What is a Toggle?
Toggle is a switch that has two positions, on and off. It is found in computers, phones, and many other devices. It can be used to switch from one thing to another such as switching between screens when video chatting with two friends at once. Toggle can also be used to change preferences or settings.
When used in software development, toggles are a way to experiment with different codepaths without affecting the existing production environment. This is often called A/B testing or Canary Release and can be very useful when making data driven changes to a system.
A toggle is also a tool for adjusting things such as the speed of game play or audio volume.

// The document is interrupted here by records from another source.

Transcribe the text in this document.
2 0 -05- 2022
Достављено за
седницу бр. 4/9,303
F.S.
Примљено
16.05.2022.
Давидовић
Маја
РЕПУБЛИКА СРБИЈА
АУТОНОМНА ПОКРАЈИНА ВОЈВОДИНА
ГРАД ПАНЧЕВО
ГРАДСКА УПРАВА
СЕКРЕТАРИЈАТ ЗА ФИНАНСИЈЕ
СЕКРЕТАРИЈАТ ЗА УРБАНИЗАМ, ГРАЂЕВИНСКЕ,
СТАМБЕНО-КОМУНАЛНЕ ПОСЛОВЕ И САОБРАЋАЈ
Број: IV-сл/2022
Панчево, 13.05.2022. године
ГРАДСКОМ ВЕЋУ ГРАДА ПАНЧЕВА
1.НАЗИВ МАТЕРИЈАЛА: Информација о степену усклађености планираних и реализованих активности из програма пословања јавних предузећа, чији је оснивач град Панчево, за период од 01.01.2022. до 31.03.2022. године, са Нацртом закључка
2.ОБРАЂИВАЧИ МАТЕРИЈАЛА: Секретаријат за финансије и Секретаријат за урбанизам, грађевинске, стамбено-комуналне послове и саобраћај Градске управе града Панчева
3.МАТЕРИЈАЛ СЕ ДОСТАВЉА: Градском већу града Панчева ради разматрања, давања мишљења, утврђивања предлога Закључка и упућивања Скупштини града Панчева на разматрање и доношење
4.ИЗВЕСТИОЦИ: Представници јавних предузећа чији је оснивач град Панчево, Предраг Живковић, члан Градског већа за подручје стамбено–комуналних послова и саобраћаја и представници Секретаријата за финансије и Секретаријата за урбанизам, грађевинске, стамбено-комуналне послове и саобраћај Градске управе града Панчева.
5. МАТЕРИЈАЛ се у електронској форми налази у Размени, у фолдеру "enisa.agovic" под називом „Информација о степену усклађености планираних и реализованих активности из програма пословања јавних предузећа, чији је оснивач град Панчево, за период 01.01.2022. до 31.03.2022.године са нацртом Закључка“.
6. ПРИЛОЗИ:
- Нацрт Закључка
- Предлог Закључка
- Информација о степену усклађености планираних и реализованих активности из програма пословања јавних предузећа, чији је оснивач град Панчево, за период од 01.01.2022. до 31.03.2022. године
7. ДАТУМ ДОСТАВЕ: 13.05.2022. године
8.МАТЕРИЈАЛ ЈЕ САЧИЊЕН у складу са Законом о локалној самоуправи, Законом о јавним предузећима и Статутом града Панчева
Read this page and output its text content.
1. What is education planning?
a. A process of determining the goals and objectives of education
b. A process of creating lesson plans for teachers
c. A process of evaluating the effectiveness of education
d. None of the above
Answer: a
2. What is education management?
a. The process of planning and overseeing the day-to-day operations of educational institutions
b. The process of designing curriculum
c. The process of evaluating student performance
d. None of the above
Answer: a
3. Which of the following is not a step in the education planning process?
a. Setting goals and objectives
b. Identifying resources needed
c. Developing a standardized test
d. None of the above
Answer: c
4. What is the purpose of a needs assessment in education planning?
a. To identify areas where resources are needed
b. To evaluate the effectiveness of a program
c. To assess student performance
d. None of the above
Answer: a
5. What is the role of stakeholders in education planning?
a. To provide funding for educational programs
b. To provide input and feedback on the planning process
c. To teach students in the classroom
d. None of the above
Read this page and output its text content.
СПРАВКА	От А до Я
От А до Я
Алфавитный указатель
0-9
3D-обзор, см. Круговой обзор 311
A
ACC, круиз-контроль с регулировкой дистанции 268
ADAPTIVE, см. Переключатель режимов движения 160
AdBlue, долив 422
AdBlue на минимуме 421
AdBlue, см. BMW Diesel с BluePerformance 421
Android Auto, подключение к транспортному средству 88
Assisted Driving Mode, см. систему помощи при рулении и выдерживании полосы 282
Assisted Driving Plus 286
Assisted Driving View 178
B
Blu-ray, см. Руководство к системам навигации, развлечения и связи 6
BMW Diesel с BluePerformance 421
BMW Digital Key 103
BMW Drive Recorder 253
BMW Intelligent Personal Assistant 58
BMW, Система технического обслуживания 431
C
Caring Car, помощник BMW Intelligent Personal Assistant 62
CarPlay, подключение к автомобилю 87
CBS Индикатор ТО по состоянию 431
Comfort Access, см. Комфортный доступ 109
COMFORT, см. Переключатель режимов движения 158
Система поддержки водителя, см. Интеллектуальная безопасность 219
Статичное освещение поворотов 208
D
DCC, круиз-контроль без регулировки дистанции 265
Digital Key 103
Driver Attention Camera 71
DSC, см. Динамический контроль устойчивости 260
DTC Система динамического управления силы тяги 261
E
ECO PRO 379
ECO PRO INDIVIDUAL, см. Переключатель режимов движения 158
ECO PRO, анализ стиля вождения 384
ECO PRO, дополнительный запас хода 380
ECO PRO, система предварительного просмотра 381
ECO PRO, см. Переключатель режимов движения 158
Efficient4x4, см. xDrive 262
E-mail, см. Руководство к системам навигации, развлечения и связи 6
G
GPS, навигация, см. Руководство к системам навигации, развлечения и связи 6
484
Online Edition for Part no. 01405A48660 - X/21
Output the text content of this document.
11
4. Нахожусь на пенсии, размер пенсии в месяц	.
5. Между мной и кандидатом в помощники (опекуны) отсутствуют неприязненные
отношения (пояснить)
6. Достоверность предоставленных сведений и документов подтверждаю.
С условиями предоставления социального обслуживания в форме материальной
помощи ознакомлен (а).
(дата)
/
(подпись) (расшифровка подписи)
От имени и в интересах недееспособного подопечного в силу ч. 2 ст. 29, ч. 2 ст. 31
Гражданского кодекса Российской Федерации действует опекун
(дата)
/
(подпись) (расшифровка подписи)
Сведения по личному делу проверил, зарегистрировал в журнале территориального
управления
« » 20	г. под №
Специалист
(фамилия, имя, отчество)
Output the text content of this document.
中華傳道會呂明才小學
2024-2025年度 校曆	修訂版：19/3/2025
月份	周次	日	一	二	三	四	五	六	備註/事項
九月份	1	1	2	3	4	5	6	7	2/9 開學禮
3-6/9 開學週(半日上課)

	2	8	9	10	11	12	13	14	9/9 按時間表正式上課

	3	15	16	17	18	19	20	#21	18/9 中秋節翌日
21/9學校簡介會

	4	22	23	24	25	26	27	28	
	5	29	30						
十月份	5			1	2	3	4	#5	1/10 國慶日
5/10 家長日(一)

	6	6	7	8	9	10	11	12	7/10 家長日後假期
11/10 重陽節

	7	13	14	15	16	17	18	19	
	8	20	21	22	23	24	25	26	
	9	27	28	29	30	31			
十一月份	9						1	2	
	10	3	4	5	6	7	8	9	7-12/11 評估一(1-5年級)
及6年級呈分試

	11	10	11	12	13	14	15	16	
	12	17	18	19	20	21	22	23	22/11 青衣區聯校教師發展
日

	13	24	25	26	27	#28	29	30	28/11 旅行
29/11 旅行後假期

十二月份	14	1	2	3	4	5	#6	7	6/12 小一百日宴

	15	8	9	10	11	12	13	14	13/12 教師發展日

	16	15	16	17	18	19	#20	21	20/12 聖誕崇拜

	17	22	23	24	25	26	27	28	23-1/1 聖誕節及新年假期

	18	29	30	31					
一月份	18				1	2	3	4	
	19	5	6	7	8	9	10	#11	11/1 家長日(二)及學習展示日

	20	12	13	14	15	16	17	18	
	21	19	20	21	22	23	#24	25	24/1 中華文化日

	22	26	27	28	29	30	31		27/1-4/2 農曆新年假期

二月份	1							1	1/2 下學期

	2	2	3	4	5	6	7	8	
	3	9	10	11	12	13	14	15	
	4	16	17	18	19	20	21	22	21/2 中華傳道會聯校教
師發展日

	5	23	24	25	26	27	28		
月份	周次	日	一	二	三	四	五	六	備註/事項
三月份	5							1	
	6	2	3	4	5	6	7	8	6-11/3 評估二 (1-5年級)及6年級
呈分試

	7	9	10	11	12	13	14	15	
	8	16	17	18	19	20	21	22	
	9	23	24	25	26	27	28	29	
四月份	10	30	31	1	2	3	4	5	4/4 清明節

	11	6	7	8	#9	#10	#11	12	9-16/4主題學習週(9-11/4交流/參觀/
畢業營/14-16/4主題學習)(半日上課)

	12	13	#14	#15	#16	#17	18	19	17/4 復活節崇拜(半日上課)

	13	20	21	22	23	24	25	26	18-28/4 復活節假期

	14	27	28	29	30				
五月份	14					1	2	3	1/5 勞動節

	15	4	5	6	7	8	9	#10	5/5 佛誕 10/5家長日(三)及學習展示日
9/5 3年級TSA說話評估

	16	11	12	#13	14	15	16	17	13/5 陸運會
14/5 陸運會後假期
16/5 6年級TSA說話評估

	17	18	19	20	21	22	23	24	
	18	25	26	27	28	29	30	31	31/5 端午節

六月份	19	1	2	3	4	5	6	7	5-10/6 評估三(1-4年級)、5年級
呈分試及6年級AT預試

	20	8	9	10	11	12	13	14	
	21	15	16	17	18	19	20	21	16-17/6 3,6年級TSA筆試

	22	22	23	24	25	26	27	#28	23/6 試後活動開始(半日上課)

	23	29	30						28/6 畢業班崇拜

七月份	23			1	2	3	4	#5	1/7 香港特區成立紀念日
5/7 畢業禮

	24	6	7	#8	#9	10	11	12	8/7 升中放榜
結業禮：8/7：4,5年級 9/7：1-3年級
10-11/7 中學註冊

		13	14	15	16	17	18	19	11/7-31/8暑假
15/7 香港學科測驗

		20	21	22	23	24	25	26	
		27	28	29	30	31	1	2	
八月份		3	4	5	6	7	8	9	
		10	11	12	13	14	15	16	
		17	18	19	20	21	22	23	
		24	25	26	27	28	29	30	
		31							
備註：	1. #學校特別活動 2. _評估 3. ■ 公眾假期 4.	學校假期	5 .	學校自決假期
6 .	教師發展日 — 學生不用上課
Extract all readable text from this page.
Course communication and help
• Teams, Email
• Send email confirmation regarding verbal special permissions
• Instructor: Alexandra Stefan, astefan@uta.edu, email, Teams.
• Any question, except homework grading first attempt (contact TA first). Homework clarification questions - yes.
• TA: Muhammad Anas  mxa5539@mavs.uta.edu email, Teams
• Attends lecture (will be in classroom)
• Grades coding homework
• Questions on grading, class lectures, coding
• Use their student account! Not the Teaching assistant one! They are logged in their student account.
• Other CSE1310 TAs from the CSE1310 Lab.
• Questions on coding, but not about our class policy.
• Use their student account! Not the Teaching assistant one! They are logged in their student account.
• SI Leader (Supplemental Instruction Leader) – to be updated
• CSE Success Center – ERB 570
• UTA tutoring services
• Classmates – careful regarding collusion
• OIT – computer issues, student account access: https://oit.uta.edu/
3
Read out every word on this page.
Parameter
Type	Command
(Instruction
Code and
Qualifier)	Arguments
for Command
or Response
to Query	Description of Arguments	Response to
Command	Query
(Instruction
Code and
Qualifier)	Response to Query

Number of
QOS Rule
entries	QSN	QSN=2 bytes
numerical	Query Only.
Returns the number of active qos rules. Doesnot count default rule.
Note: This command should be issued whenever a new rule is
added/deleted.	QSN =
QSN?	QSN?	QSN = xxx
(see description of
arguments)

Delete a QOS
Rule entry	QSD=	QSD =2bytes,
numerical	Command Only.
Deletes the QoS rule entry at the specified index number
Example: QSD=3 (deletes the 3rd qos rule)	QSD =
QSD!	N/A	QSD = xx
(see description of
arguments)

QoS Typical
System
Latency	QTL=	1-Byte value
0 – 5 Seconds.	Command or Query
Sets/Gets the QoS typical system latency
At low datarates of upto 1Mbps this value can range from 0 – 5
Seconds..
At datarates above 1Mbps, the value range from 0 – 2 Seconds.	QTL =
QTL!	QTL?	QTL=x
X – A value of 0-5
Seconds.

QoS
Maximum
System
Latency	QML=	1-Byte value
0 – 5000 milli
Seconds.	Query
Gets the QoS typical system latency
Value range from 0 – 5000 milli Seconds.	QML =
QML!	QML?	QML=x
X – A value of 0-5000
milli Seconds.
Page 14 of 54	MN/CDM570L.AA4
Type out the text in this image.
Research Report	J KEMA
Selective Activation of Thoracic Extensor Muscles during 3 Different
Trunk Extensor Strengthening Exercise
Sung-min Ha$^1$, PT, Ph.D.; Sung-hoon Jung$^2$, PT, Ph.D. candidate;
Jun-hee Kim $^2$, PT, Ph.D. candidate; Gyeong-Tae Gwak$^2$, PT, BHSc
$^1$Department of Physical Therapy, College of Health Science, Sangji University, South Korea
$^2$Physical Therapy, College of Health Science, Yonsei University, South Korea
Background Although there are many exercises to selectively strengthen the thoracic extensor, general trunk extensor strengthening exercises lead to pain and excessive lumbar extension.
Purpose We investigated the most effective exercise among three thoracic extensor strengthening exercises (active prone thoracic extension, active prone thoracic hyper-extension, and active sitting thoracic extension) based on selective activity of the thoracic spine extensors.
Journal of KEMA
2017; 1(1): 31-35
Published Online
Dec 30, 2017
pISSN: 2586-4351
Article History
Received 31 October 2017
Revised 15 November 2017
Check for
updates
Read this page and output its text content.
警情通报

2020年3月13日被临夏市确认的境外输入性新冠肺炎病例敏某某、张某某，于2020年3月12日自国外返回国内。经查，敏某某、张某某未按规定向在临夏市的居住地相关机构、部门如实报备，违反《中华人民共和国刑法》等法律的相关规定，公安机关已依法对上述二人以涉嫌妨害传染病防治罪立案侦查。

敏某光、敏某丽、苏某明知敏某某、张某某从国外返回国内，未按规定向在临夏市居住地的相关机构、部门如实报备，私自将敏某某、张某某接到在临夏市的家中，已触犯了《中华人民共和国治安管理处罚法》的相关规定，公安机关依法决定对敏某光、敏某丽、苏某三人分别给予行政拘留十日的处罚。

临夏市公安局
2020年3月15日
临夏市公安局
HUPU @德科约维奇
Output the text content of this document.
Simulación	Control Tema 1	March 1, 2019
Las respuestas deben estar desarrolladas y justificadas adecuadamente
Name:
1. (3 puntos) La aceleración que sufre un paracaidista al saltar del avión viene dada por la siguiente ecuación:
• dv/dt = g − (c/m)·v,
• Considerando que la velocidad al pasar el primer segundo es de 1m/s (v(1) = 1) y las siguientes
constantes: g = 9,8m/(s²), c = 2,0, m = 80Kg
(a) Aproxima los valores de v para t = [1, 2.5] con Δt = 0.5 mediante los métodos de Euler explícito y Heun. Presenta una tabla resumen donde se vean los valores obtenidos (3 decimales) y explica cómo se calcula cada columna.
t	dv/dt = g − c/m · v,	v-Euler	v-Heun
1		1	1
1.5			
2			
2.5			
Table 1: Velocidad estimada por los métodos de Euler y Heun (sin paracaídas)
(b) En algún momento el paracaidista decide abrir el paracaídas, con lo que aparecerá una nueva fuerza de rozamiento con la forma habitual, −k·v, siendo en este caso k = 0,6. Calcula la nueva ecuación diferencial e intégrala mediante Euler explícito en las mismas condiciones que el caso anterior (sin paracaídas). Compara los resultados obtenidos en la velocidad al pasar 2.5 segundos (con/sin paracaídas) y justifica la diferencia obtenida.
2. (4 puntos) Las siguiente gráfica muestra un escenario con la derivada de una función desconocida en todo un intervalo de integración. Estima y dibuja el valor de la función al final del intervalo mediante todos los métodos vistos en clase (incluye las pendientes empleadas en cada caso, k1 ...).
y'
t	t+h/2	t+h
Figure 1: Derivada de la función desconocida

This is a feature that can be enabled and disabled with a button press which allows players to customize the gaming experience.
Toggles are also a key part of a CD/CI workflow. They can be used to deploy new artifacts into a testing environment or even to dynamically re-configure a specific service instance at runtime. Using this functionality judiciously can make a CD/CI pipeline much faster and more accurate.
Savvy teams view Feature Toggles as inventory that comes with a carrying cost and seek to keep that inventory low by regularly removing toggles that are no longer required. To help them accomplish this goal some teams use a rule of adding a toggle removal task to the backlog whenever a toggle is first introduced while others put “expiration dates” on their toggles which will cause tests to fail (or even refuse to start) if they are still around after that date has passed.